O ano de 2021 tem sido profícuo em megavazamentos de dados, no Brasil e no exterior. Em janeiro deste ano, noticiou-se o mais grave vazamento em território nacional causado pela invasão de sistemas por hackers, com a exposição de dados pessoais de mais de 220 milhões de brasileiros (incluindo falecidos).1 Em junho, ganhou as manchetes mundiais a notícia do que tem sido designado o maior vazamento da história: mais de 8,4 bilhões de senhas foram compartilhadas em fórum de hackers, episódio que ficou conhecido como RockYou2021, em alusão ao incidente ocorrido em 2009 que expôs 32 milhões de senhas, designado RockYou.2

Nesse cenário, assume inegável relevância a Lei Geral de Proteção de Dados Pessoais (Lei 13.709/18), cujo artigo 2º elenca entre seus fundamentos, além da defesa do consumidor, o direito à autodeterminação informativa, assim entendido o direito fundamental do titular "de manter controle sobre suas próprias informações e de determinar a maneira de construir sua própria esfera particular".3 Busca-se, desse modo, conferir ao sujeito a posição de protagonista acerca das decisões relativas ao uso e à circulação dos seus dados pessoais. O mesmo artigo 2º, em evidente dialética normativa, também estabelece como fundamentos da novel legislação a inovação e o desenvolvimento econômico e tecnológico. E não poderia ser diferente. O artigo 1º da Constituição de 1988 crava, entre os fundamentos da República Federativa do Brasil, a livre iniciativa (inciso IV).
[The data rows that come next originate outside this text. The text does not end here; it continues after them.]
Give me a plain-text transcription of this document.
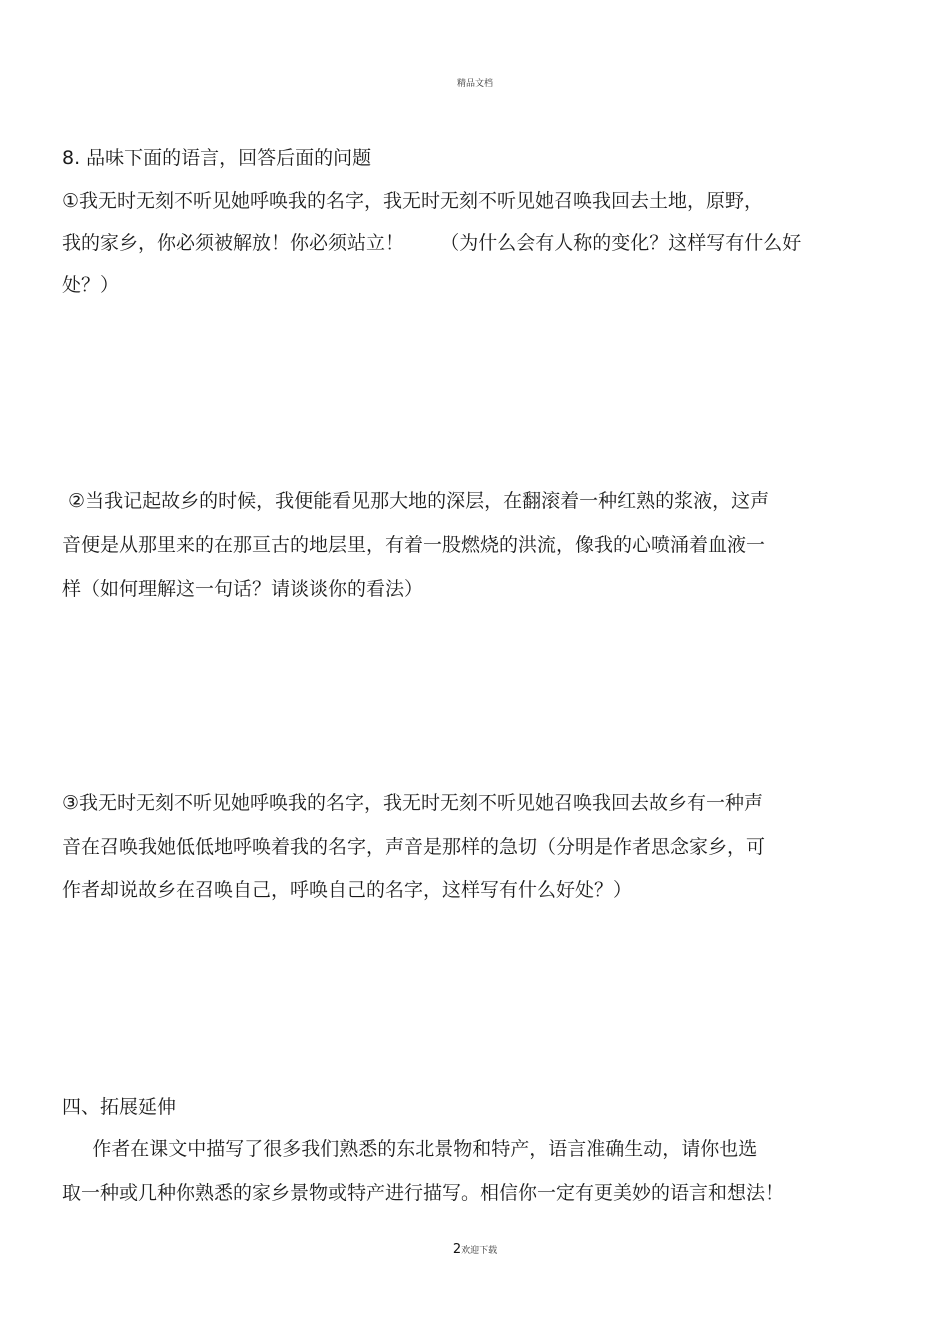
精品文档
8. 品味下面的语言，回答后面的问题
①我无时无刻不听见她呼唤我的名字，我无时无刻不听见她召唤我回去土地，原野，
我的家乡，你必须被解放！你必须站立！      （为什么会有人称的变化？这样写有什么好
处？）
②当我记起故乡的时候，我便能看见那大地的深层，在翻滚着一种红熟的浆液，这声
音便是从那里来的在那亘古的地层里，有着一股燃烧的洪流，像我的心喷涌着血液一
样（如何理解这一句话？请谈谈你的看法）
③我无时无刻不听见她呼唤我的名字，我无时无刻不听见她召唤我回去故乡有一种声
音在召唤我她低低地呼唤着我的名字，声音是那样的急切（分明是作者思念家乡，可
作者却说故乡在召唤自己，呼唤自己的名字，这样写有什么好处？）
四、拓展延伸
作者在课文中描写了很多我们熟悉的东北景物和特产，语言准确生动，请你也选
取一种或几种你熟悉的家乡景物或特产进行描写。相信你一定有更美妙的语言和想法！
2欢迎下载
Com efeito, embora a LGPD tenha sido editada com o objetivo precípuo de conferir proteção qualificada aos dados pessoais, tanto mais necessária diante do inexorável incremento das situações lesivas impulsionado pelo crescente desenvolvimento tecnológico, não descuidou de ratificar a necessidade de compatibilizar referida tutela com a promoção de outros valores constitucionalmente relevantes. A harmonia entre fundamentos e valores aparentemente antagônicos é alcançada, entre outras formas, com a opção legislativa em favor do regime de responsabilidade subjetiva do agente de tratamento pelos danos sofridos pelo titular.4

No âmbito de relações de consumo, no entanto, a LGPD remeteu as hipóteses de "violação do direito do titular (.) às regras de responsabilidade previstas na legislação pertinente" (art. 45), ou seja, no Código de Defesa do Consumidor, que estabelece regime de responsabilidade objetiva. Nesse cenário, o desafio do intérprete reside em superar a insidiosa tentação de aplicar as regras da legislação consumerista mecânica e isoladamente, como se fossem microssistema encapsulado e imune aos influxos das demais leis do ordenamento jurídico.
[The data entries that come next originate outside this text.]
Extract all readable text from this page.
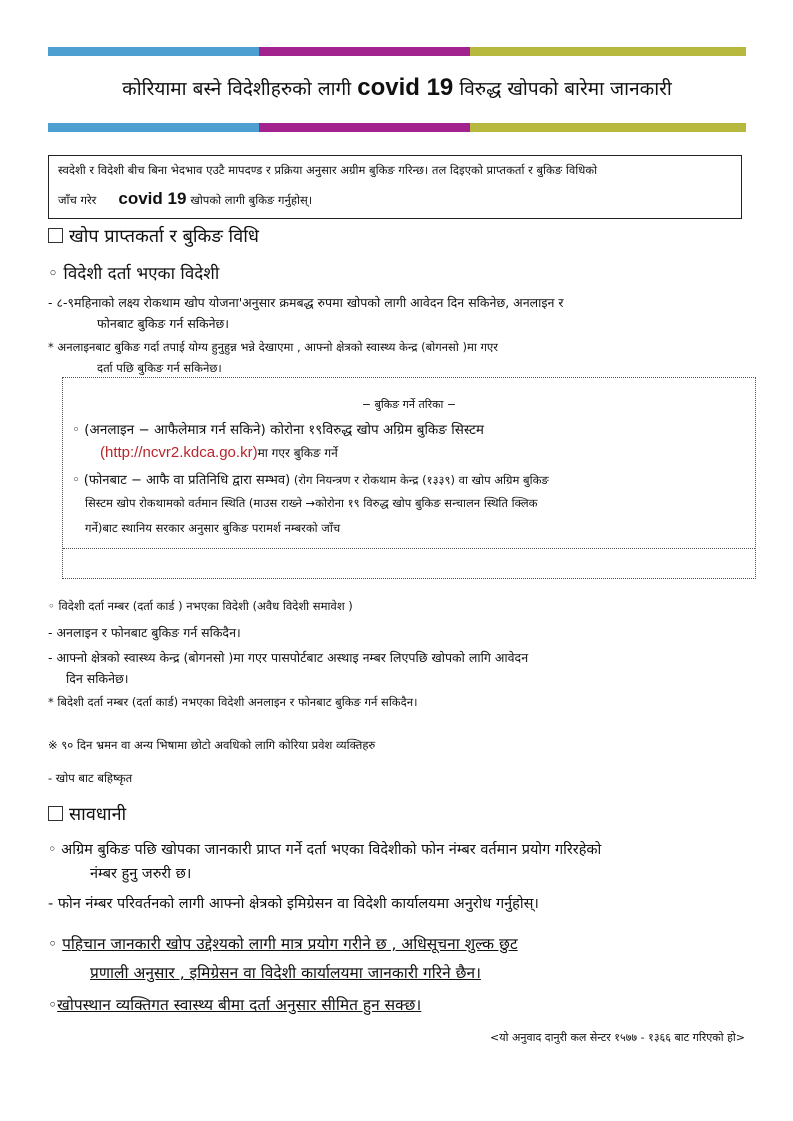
कोरियामा बस्ने विदेशीहरुको लागी covid 19 विरुद्ध खोपको बारेमा जानकारी
स्वदेशी र विदेशी बीच बिना भेदभाव एउटै मापदण्ड र प्रक्रिया अनुसार अग्रीम बुकिङ गरिन्छ। तल दिइएको प्राप्तकर्ता र बुकिङ विधिको
जाँच गरेर covid 19 खोपको लागी बुकिङ गर्नुहोस्।
खोप प्राप्तकर्ता र बुकिङ विधि
◦ विदेशी दर्ता भएका विदेशी
- ८-९महिनाको लक्ष्य रोकथाम खोप योजना'अनुसार क्रमबद्ध रुपमा खोपको लागी आवेदन दिन सकिनेछ, अनलाइन र
फोनबाट बुकिङ गर्न सकिनेछ।
* अनलाइनबाट बुकिङ गर्दा तपाई योग्य हुनुहुन्न भन्ने देखाएमा , आफ्नो क्षेत्रको स्वास्थ्य केन्द्र (बोगनसो )मा गएर
दर्ता पछि बुकिङ गर्न सकिनेछ।
− बुकिङ गर्ने तरिका −
◦ (अनलाइन − आफैलेमात्र गर्न सकिने) कोरोना १९विरुद्ध खोप अग्रिम बुकिङ सिस्टम
(http://ncvr2.kdca.go.kr)मा गएर बुकिङ गर्ने
◦ (फोनबाट − आफै वा प्रतिनिधि द्वारा सम्भव) (रोग नियन्त्रण र रोकथाम केन्द्र (१३३९) वा खोप अग्रिम बुकिङ
सिस्टम खोप रोकथामको वर्तमान स्थिति (माउस राख्ने →कोरोना १९ विरुद्ध खोप बुकिङ सन्चालन स्थिति क्लिक
गर्ने)बाट स्थानिय सरकार अनुसार बुकिङ परामर्श नम्बरको जाँच
◦ विदेशी दर्ता नम्बर (दर्ता कार्ड ) नभएका विदेशी (अवैध विदेशी समावेश )
- अनलाइन र फोनबाट बुकिङ गर्न सकिदैन।
- आफ्नो क्षेत्रको स्वास्थ्य केन्द्र (बोगनसो )मा गएर पासपोर्टबाट अस्थाइ नम्बर लिएपछि खोपको लागि आवेदन
दिन सकिनेछ।
* बिदेशी दर्ता नम्बर (दर्ता कार्ड) नभएका विदेशी अनलाइन र फोनबाट बुकिङ गर्न सकिदैन।
※ ९० दिन भ्रमन वा अन्य भिषामा छोटो अवधिको लागि कोरिया प्रवेश व्यक्तिहरु
- खोप बाट बहिष्कृत
सावधानी
◦ अग्रिम बुकिङ पछि खोपका जानकारी प्राप्त गर्ने दर्ता भएका विदेशीको फोन नंम्बर वर्तमान प्रयोग गरिरहेको
नंम्बर हुनु जरुरी छ।
- फोन नंम्बर परिवर्तनको लागी आफ्नो क्षेत्रको इमिग्रेसन वा विदेशी कार्यालयमा अनुरोध गर्नुहोस्।
◦ पहिचान जानकारी खोप उद्देश्यको लागी मात्र प्रयोग गरीने छ , अधिसूचना शुल्क छुट
प्रणाली अनुसार , इमिग्रेसन वा विदेशी कार्यालयमा जानकारी गरिने छैन।
◦खोपस्थान व्यक्तिगत स्वास्थ्य बीमा दर्ता अनुसार सीमित हुन सक्छ।
<यो अनुवाद दानुरी कल सेन्टर १५७७ - १३६६ बाट गरिएको हो>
A evolução da ciência e da tecnologia desde a edição do CDC, há exatos 30 anos, produziu intenso impacto na sociedade brasileira e, especificamente, no mercado de consumo, tornando, por vezes, anacrônica a legislação consumerista, a requerer o seu cotejo com regulamentações elaboradas para setores específicos, a exemplo da LGPD. Por isso mesmo, há de se atribuir aos artigos 12 e 14 do CDC sentido condizente com todos os fundamentos da LGPD bem como com todas as especificidades envolvidas no tratamento de dados no meio digital, de modo a garantir a máxima proteção aos direitos do consumidor sem comprimir ilegitimamente a livre iniciativa e o desenvolvimento econômico e tecnológico.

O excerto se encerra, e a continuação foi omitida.